John Abraham’s involvement in the Garnier campaign has led to a barrage of criticism, but the market for products designed to lighten skin is so huge that L’Oreal has deflected bad press via a tough skin which strangely, doesn’t stem from one of their products.
Across Asia the industry will be worth as much as $18 billion (£11.3 billion) this year, according to one estimate. Hmmmmm, want skin like a rhino? Become a billionaire on the back of people’s insecurities.
A senior Unilever executive who was responsible for stoking sales of Axe deodorant (branded as Lynx in Britain) told The Times last year that Asia represented “the last empty space on the map” in the world of male grooming products. The growth of metrosexual males has been fuelled by the launch of fashion magazines, such as an Indian edition of GQ, analysts say. The upshot, unsurprisingly, has been a surge in the “feminisation of men’s products”.

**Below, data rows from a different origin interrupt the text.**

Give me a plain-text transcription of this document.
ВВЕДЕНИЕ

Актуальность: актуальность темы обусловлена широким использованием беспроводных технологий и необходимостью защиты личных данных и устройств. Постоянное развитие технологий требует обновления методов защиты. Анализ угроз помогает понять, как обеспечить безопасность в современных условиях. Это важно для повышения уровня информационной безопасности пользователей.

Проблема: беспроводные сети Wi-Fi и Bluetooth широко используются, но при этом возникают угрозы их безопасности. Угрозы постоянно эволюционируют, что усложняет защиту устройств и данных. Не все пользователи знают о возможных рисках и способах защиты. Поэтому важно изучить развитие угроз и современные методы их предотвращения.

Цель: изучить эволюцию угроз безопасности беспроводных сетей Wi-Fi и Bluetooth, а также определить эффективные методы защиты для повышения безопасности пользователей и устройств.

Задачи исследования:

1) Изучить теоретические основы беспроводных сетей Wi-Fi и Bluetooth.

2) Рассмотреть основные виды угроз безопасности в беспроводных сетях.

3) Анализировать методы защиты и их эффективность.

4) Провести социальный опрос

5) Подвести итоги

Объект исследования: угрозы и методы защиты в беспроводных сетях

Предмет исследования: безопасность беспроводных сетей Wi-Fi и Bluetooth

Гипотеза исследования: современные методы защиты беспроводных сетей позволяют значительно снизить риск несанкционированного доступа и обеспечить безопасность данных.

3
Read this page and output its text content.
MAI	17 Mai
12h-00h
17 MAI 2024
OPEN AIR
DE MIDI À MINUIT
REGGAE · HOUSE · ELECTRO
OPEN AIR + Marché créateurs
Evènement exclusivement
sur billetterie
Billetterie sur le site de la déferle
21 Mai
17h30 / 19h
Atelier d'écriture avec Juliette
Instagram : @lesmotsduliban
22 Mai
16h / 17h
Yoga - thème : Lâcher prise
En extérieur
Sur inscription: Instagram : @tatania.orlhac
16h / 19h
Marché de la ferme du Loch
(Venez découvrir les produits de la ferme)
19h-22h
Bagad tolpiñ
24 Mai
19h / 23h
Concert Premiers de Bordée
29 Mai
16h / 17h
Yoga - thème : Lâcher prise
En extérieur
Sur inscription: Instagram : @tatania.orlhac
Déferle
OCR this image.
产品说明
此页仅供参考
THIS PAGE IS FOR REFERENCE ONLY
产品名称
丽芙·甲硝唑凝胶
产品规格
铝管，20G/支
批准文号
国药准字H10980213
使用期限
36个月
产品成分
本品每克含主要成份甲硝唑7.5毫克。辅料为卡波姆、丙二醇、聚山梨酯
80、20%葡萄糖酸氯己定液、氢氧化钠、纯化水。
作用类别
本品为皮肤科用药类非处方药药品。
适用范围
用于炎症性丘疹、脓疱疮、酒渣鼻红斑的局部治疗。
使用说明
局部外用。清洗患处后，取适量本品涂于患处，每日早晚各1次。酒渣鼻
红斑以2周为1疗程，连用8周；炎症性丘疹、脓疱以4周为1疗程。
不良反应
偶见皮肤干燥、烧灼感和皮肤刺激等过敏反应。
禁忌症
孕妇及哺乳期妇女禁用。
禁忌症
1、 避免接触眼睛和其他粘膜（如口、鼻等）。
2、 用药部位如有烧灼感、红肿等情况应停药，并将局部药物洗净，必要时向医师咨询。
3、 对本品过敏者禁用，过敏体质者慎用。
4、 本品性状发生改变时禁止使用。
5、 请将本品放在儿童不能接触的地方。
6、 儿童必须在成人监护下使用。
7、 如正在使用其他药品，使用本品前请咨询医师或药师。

Kiran Kaur – a Sikh human rights activist in west London, is unimpressed with the growing trend. “The ad simply reinforces the idea that you’ve got to be fair to be anything in life,” says Kiran. “It says that if you’re fair and good looking, you’ll be a wonderful daughter-in-law or husband, your skin colour determines how successful you’ll be in life. The ad reinforces age-old prejudices.”
While on the topic of male grooming, it used to be said that the way to tell the gays from the straights in a changing room (should that be of interest) is to check out their body hair. Clue: the gays clippered/waxed/sugared, the straights didn’t. Then, in a pseudo-macho protest at the depilation craze and blind consumerism, the gays went underground and embraced the cult of ‘the bear’. They took to plaid shirts, trucker caps, beards and beer bellies with a furred fever that said fuck off to fashion, then became fashion.
It was once safe to assume that even at the peak of the smoothie fever, only the vain and quite adventurous would take to shaving their balls. Like, isn’t shaving your face enough grief? However, it seems that such intimate grooming is now so commonplace that Gillette felt it necessary to produce an infomercial for sack-shaving virgins. But why would you do that? WHY?
Because, as Gillette informs us, ‘when there’s no underbrush, the tree looks taller’. Of course! One might forget the joys of gaining an ‘optical inch’. One does have to applaud the copywriters at BBDO for the line, ‘consider the unique topographical features under your hood’.
Thanks for that, Gillette, but you know, my hood is all good, cheers. And L’Oreal? I’m worth it, but your products aren’t.